For sophisticated authoring and publishing, document validation is a must have. This ensures quality control during manual authoring and also during automated publishing.
During authoring the XML editor tool itself “enforces” validity by allowing only valid operation in a certain context. For example it only allows inserting those elements what the structure allows in that context. Using the example above, we’re only allowed to insert one form-group element under an entry and sense-group(s) must come after form-group.
Validation is not only important during human interaction, but also during automated processing or on data exchange interfaces a schema is a certain “contract” ensures data/content quality.

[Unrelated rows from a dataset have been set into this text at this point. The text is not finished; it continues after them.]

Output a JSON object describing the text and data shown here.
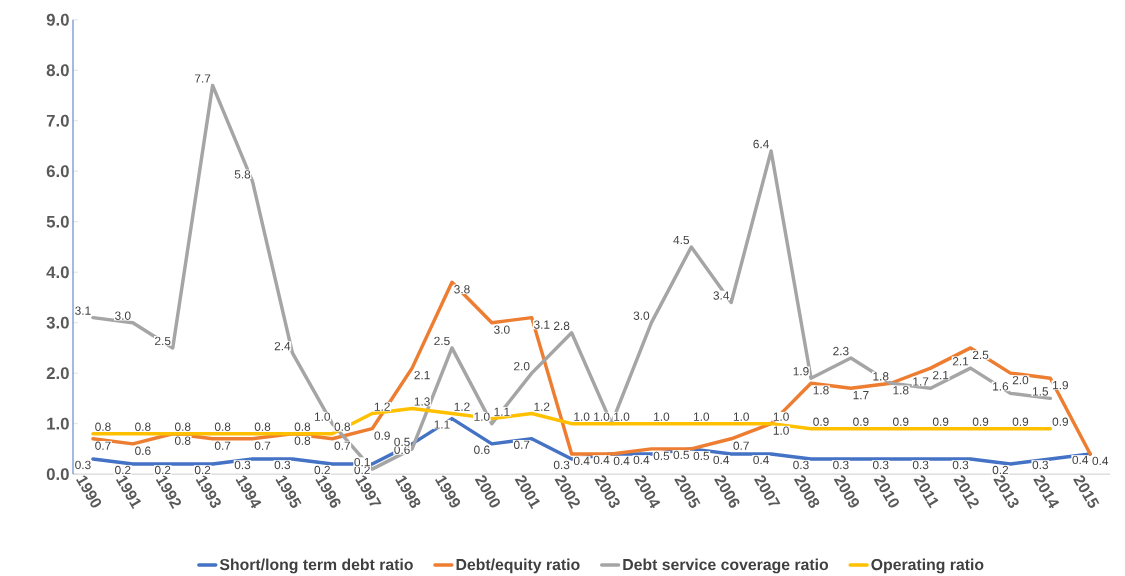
{
  "chart_data": {
    "type": "line",
    "categories": [
      "1990",
      "1991",
      "1992",
      "1993",
      "1994",
      "1995",
      "1996",
      "1997",
      "1998",
      "1999",
      "2000",
      "2001",
      "2002",
      "2003",
      "2004",
      "2005",
      "2006",
      "2007",
      "2008",
      "2009",
      "2010",
      "2011",
      "2012",
      "2013",
      "2014",
      "2015"
    ],
    "series": [
      {
        "name": "Short/long term debt ratio",
        "color": "#4472c4",
        "values": [
          0.3,
          0.2,
          0.2,
          0.2,
          0.3,
          0.3,
          0.2,
          0.2,
          0.6,
          1.1,
          0.6,
          0.7,
          0.3,
          0.4,
          0.4,
          0.5,
          0.4,
          0.4,
          0.3,
          0.3,
          0.3,
          0.3,
          0.3,
          0.2,
          0.3,
          0.4
        ],
        "value_labels": [
          "0.3",
          "0.2",
          "0.2",
          "0.2",
          "0.3",
          "0.3",
          "0.2",
          "0.2",
          "0.6",
          "1.1",
          "0.6",
          "0.7",
          "0.3",
          "0.4",
          "0.4",
          "0.5",
          "0.4",
          "0.4",
          "0.3",
          "0.3",
          "0.3",
          "0.3",
          "0.3",
          "0.2",
          "0.3",
          "0.4"
        ]
      },
      {
        "name": "Debt/equity ratio",
        "color": "#ed7d31",
        "values": [
          0.7,
          0.6,
          0.8,
          0.7,
          0.7,
          0.8,
          0.7,
          0.9,
          2.1,
          3.8,
          3.0,
          3.1,
          0.4,
          0.4,
          0.5,
          0.5,
          0.7,
          1.0,
          1.8,
          1.7,
          1.8,
          2.1,
          2.5,
          2.0,
          1.9,
          0.4
        ],
        "value_labels": [
          "0.7",
          "0.6",
          "0.8",
          "0.7",
          "0.7",
          "0.8",
          "0.7",
          "0.9",
          "2.1",
          "3.8",
          "3.0",
          "3.1",
          "0.4",
          "0.4",
          "0.5",
          "0.5",
          "0.7",
          "1.0",
          "1.8",
          "1.7",
          "1.8",
          "2.1",
          "2.5",
          "2.0",
          "1.9",
          "0.4"
        ]
      },
      {
        "name": "Debt service coverage ratio",
        "color": "#a5a5a5",
        "values": [
          3.1,
          3.0,
          2.5,
          7.7,
          5.8,
          2.4,
          1.0,
          0.1,
          0.5,
          2.5,
          1.0,
          2.0,
          2.8,
          1.0,
          3.0,
          4.5,
          3.4,
          6.4,
          1.9,
          2.3,
          1.8,
          1.7,
          2.1,
          1.6,
          1.5,
          null
        ],
        "value_labels": [
          "3.1",
          "3.0",
          "2.5",
          "7.7",
          "5.8",
          "2.4",
          "1.0",
          "0.1",
          "0.5",
          "2.5",
          "1.0",
          "2.0",
          "2.8",
          "1.0",
          "3.0",
          "4.5",
          "3.4",
          "6.4",
          "1.9",
          "2.3",
          "1.8",
          "1.7",
          "2.1",
          "1.6",
          "1.5",
          null
        ]
      },
      {
        "name": "Operating ratio",
        "color": "#ffc000",
        "values": [
          0.8,
          0.8,
          0.8,
          0.8,
          0.8,
          0.8,
          0.8,
          1.2,
          1.3,
          1.2,
          1.1,
          1.2,
          1.0,
          1.0,
          1.0,
          1.0,
          1.0,
          1.0,
          0.9,
          0.9,
          0.9,
          0.9,
          0.9,
          0.9,
          0.9,
          null
        ],
        "value_labels": [
          "0.8",
          "0.8",
          "0.8",
          "0.8",
          "0.8",
          "0.8",
          "0.8",
          "1.2",
          "1.3",
          "1.2",
          "1.1",
          "1.2",
          "1.0",
          "1.0",
          "1.0",
          "1.0",
          "1.0",
          "1.0",
          "0.9",
          "0.9",
          "0.9",
          "0.9",
          "0.9",
          "0.9",
          "0.9",
          null
        ]
      }
    ],
    "ylim": [
      0,
      9
    ],
    "yticks": [
      {
        "value": 0,
        "label": "0.0"
      },
      {
        "value": 1,
        "label": "1.0"
      },
      {
        "value": 2,
        "label": "2.0"
      },
      {
        "value": 3,
        "label": "3.0"
      },
      {
        "value": 4,
        "label": "4.0"
      },
      {
        "value": 5,
        "label": "5.0"
      },
      {
        "value": 6,
        "label": "6.0"
      },
      {
        "value": 7,
        "label": "7.0"
      },
      {
        "value": 8,
        "label": "8.0"
      },
      {
        "value": 9,
        "label": "9.0"
      }
    ],
    "grid": false,
    "legend": "bottom",
    "marker": "none",
    "line_style": "solid"
  }
}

The next sections show the most typical validation types (XML Schemas).
Document Type Definition (DTD)
This is pretty old, designed for SGML (XML’s predecessor), but it’s still fine for text only documents (without embedded data) to control the structure. Some legacy tools only support this, while new ones might lack of supporting it.
W3C XML Schema / RELAX NG
These go a big step further. They are more flexible concerning the structure definition, but most importantly they define data types and also data patterns. So if you store data in XML, schemas are much better than DTD, since you can control if the field value is an integer, date type.. etc.
Schematron can be used in combination with the previously mentioned schemas. Beyond structure and data type validation it can check complex business rules by defining asserts with the help of XPath. It’s a very powerful approach.